The hub and spoke model makes sense, given that, in the true spirit of ESBs, every hub, or node, doesn't have to reinvent the wheel or duplicate the hardware requirements for delivering an application or performing a data transformation. A software patch only needs to be applied once, rather than at every local installation. Grand Central's Business Services Network doesn't require customer investments in infrastructure. Fees for services, which can range from $25,000 to millions of dollars per year, are based on usage levels, such as the volume of data and the number of relations or services consumed.

Large enterprises could develop their integration services hubs and Web service repositories, but Minor believes that the economic benefits of using an independent, trusted software-as-a service provider will ultimately compel CIOs to do business with companies like Grand Central.

"The problem-solving [Grand Central does] is no less complicated than what enterprises have to do, but every enterprise doesn't need to solve the same problem over and over again," noted Minor.

Grand Central provides the messaging services to plug into existing infrastructure and mediate technology differences through its secure Web interface. Version 4.0 includes process orchestration using a visual editing tool and an implementation of BPEL, an executable, XML-based language for describing business processes. Administrative capabilities include logging, auditing, reporting, policy and permission management, for example. The company also publishes a directory of about 350 business services, ranging from comics and dictionaries (including an Icelandic spell checker) encapsulated as Web services to XSLT (a language to specify how to transform an XML document of one type to another document type) data transformation and the SEC's EDGAR database.

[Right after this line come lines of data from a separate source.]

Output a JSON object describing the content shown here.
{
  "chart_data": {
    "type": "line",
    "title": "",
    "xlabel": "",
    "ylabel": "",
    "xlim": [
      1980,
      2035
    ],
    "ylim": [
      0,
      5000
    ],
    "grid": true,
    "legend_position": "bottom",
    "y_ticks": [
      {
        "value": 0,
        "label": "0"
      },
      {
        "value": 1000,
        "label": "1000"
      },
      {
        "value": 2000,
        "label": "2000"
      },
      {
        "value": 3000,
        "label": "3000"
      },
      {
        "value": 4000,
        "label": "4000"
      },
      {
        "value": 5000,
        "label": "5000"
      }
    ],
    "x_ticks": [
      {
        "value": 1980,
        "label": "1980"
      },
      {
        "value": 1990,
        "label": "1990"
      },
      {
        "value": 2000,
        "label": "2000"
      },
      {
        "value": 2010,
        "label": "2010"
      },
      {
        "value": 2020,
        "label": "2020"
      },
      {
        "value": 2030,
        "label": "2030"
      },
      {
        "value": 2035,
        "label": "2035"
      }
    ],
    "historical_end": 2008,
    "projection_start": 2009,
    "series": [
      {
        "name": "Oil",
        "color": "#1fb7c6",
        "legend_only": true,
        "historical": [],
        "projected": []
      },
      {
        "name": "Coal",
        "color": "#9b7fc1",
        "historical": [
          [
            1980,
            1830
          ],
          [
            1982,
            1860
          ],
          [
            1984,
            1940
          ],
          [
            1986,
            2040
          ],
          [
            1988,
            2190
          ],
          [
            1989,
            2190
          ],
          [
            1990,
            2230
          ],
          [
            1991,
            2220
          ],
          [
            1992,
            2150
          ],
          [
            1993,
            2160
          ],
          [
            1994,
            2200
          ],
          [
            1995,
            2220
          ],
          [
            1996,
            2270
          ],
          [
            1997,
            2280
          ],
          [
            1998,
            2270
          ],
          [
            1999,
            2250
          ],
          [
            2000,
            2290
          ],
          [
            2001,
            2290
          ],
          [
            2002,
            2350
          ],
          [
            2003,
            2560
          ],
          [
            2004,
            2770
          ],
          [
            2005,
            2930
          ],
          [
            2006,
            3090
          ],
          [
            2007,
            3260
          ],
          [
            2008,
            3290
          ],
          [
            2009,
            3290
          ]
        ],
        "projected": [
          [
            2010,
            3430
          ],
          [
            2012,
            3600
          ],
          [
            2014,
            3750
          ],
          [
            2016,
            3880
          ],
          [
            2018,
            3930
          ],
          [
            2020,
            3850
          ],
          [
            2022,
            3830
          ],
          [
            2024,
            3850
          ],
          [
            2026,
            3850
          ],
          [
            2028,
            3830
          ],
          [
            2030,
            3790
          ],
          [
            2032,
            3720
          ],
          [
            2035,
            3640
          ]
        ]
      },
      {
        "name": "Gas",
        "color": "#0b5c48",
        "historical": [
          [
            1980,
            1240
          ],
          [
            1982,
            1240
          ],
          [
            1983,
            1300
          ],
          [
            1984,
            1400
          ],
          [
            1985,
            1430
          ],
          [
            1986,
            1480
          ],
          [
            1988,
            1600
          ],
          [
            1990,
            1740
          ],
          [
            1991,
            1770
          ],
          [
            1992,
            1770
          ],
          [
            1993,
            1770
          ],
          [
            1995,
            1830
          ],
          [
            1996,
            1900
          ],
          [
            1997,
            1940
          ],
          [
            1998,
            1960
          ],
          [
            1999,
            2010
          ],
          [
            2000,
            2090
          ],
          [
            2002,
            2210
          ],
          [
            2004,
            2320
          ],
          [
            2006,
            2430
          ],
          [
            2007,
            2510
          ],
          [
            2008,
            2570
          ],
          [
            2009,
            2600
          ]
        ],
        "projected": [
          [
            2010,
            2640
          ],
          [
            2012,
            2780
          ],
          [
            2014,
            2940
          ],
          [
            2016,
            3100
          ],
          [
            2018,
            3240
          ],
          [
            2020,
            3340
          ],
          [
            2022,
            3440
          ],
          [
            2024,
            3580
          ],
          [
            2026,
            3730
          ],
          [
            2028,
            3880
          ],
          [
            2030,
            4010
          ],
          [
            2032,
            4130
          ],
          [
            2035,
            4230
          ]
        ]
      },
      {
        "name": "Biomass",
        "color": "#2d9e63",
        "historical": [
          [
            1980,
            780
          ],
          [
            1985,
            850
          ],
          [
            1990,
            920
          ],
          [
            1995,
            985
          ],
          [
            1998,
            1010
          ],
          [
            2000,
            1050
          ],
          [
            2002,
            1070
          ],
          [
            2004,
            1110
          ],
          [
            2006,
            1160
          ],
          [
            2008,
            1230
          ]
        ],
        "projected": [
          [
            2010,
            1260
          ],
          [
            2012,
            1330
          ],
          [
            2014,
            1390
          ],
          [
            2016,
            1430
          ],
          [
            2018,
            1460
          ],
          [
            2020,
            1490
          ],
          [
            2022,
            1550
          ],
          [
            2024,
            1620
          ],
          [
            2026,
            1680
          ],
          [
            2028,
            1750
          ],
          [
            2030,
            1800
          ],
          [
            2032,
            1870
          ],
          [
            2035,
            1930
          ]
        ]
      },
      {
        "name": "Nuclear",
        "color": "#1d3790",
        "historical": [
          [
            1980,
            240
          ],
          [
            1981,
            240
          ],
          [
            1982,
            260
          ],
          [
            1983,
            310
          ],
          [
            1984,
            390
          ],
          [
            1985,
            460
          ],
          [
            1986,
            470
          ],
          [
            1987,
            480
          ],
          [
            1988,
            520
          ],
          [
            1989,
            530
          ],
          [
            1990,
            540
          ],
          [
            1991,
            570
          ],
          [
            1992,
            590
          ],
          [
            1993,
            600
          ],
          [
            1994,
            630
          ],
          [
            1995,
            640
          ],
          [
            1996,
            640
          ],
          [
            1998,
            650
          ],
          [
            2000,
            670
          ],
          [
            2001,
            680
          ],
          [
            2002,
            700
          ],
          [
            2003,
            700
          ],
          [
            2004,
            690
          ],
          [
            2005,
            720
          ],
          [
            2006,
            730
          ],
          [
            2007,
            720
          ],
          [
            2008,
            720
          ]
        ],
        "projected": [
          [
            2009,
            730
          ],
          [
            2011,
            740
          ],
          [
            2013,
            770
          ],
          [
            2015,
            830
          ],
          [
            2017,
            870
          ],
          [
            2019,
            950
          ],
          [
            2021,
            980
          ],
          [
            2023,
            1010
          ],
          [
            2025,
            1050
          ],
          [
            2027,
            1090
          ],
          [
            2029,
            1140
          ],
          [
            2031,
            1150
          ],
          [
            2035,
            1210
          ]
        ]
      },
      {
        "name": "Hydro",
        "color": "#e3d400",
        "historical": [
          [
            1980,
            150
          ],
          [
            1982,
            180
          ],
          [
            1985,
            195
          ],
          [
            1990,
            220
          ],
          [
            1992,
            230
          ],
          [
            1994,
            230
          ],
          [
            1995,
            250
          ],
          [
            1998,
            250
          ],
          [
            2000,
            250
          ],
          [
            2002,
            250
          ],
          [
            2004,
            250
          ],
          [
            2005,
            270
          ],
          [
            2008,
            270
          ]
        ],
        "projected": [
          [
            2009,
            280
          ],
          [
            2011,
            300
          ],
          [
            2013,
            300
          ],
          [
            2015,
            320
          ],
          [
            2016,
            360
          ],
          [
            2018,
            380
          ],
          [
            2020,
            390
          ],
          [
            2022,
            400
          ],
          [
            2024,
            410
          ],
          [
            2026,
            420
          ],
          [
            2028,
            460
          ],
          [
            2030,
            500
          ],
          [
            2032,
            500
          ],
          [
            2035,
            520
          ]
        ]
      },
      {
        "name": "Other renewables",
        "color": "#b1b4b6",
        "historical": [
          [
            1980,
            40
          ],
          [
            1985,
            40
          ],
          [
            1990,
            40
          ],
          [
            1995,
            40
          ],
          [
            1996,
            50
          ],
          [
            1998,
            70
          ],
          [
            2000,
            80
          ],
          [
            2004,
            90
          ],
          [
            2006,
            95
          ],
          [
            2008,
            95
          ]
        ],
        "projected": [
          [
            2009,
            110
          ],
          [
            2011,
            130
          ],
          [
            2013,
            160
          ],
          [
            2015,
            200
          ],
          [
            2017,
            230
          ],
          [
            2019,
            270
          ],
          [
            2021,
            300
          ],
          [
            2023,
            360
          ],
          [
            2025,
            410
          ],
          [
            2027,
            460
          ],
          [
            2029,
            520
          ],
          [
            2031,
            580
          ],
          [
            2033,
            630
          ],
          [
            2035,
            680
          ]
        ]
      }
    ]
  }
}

In our interview, Minor claimed that Grand Central has the ability to invest in security to an extent that is hard for any other company or enterprise. That's an overstatement, given the amount of resources other companies are devoting to integration and Web services security issues, but the company does have a unique test bed for understanding the kind of issues that will surface in a complex networked service.

Currently, Grand Central only has a data center in San Jose, CA, but Minor said the company will to build out the network and operations centers globally in 2005. "By the end of 2005, we will have a global footprint and five or six data centers…it will look more like the fabric of Internet itself," Minor said. He also predicted that public Web services, directories of Web services, will take off in 2005 and begin to generate revenue.

Grand Central plans to develop some of its data centers through partnering with telcos, who will become resellers of Grand Central's hosted service offering. In April of this year, Grand Central hooked with AT&T to provide a switch for AT&T's WebService Connect. Minor said the company also plans to support federated identity, such as Liberty Alliance and Passport, as part of the service network.

Minor believes Grand Central, along with the entire new class of hosted services companies, is primed to grow rapidly in the coming year. Minor was coy about Grand Central's financial outlook, but predicted that government contracts alone could account for $25 million in revenue for the last calendar quarter of 2005.

In many ways, Grand Central is more like VeriSign than salesforce.com. It's an Internet and messaging hub or utility that leverages shared infrastructure. VeriSign does it for DNS lookups, e-commerce transactions and telephony, and is looking to move into managing RFID information.

"The model that services will replace software really is in its infancy," Minor said. "It started with those who couldn't afford big, expensive enterprise software…and now large companies are choosing this model as their preferred way because it's cheaper and less complex. For the first time, enterprises have a choice, and those companies who deliver things cheaper and simpler have a very long runway in this economy because we're not going back to the kind of spending we saw in 2000. It will permanently change peoples' outlooks."

Whether Grand Central manages to duplicate the successes of VeriSign or salesforce.com is a long shot, but the train has left the station and Minor's company is on the right track.